We were among those that were privileged to attend the Cochlear Celebration 2007 that was held this past February in San Antonio. It was an event to celebrate 25 years of miracles, and we were glad to be part of the event. We will try to capture some of the memories and feelings of the event to share with you.
Cochlear Corporation organized the 3 day convention, held in the luxurious Westin La Cantera resort on the outskirts of San Antonio. There were over 1,000 attendees at the event, and all were either Nucleus® cochlear implant users or family members. The conference was a wonderful opportunity for all cochlear implant users and their families to meet each other and share their experiences and tips with one another. That opportunity alone is what makes get-togethers like these so valuable for families of young children with cochlear implants. The kids get a chance to meet other children like them, which makes them feel special, and the parents meet with each other and share their valuable guidance and inspiration with one another. Additionally, the presentations at the conference were very informative and provided great input into maximizing the cochlear implant to its fullest potential.

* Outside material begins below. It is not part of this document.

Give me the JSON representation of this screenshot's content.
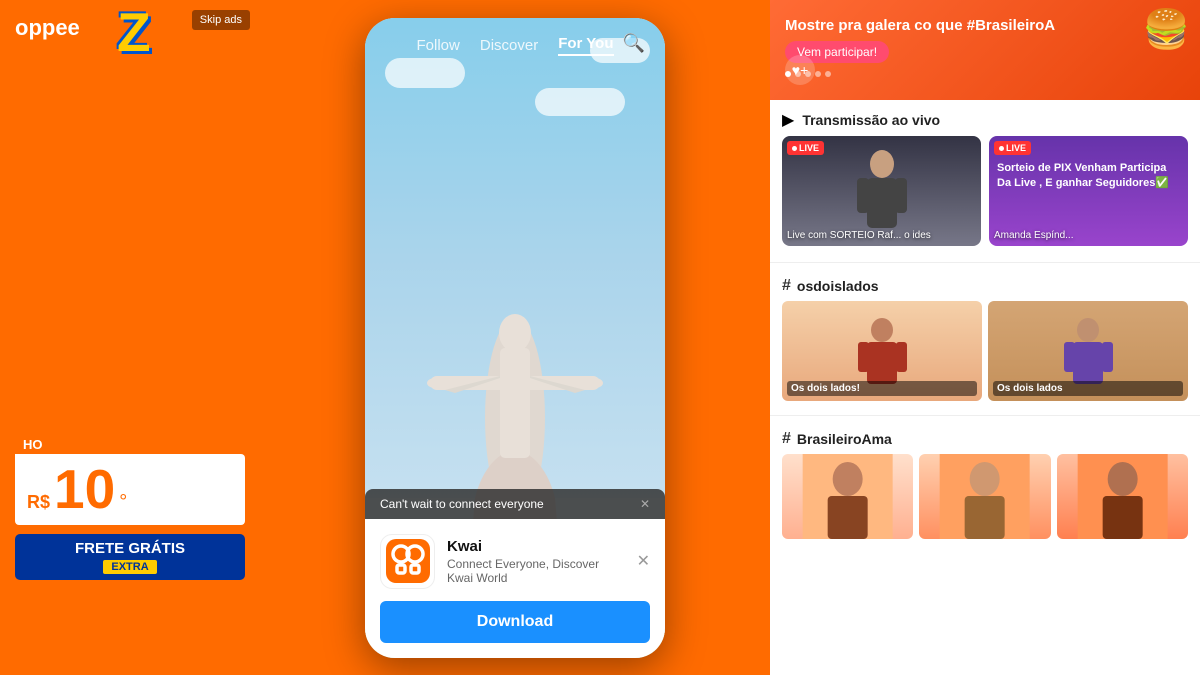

The event opened with greetings from Chris Smith, president of Cochlear Americas, and Chris Roberts, president and CEO of Cochlear Corporation. The executives gave some opening remarks, and gave over the feeling that all the attendees are truly unified through the miracle of the cochlear implant.
We were then treated to a video presentation of the history behind the Nucleus cochlear implant. Dr. Graeme Clark, an Australian physician, believed that a “bionic ear”, as he called it, could be developed that would be able to produce hearing sensations for the brain that would be able to recognize distinct sounds. His hope was to produce an implant for the deaf that would enable them to be able to understand speech and other finely tuned sounds. The presentation showed how he managed to overcome extreme opposition to his work from his fellow faculty members at the university, and how he had to endure poverty and lack of funds throughout the many years of his research and testing. At the end he prevailed, and his work became the forerunner of the Nucleus cochlear implant, which was the first multi-channel processor to be made available for use.
Dr. Clark was then introduced to a thundering applause from the audience. The gratitude towards him that was felt by the attendees was immeasurable. This man’s work was directly responsible for changing the lives of tens of thousands of people across the world for the better. Only due to his unwavering devotion and intensity of his mission, even in the face of extreme adversity, are we able to reap the great life changing benefits that the cochlear implant offers.
After Dr. Clark finished his remarks, a short presentation was shown to introduce Rod Saunders, the first patient to receive Dr. Clark’s implant. Rod can only be described as a hero. The narrator outlined his great courage of agreeing to face the uncertain risks of the implant surgery, which were not yet known at the time. He also had to endure many hours of giving Dr. Clark feedback on the sounds he heard in order to program the device properly, which played a vital role in the ultimate success of the cochlear implant. In Rod’s remarks to the audience, he shared with everyone his feelings of frustration that he experienced during his years that he had no hearing, and how he longed to be able to hear sound once again. He relayed his strong feelings of indebtedness to Dr. Clark and his team for enabling him to be able to hear once again.
Jim Patrick, the chief scientist of Cochlear Corporation, and one of the first to join Dr. Clark in his efforts, shared with the crowd his memories of the early days. It really was a different world then, as we viewed slides of the implant’s first appearances, such as the over-the-head coil, the pocketbook processor, and the other oddities that today we take for granted. The reality of the way things were for Dr. Clark and Jim, gave the audience a glimpse into what had gone on behind the scenes to enable the cochlear implant to be available. The audience was moved by their unwavering determination to reach the goal of producing a working “bionic ear”.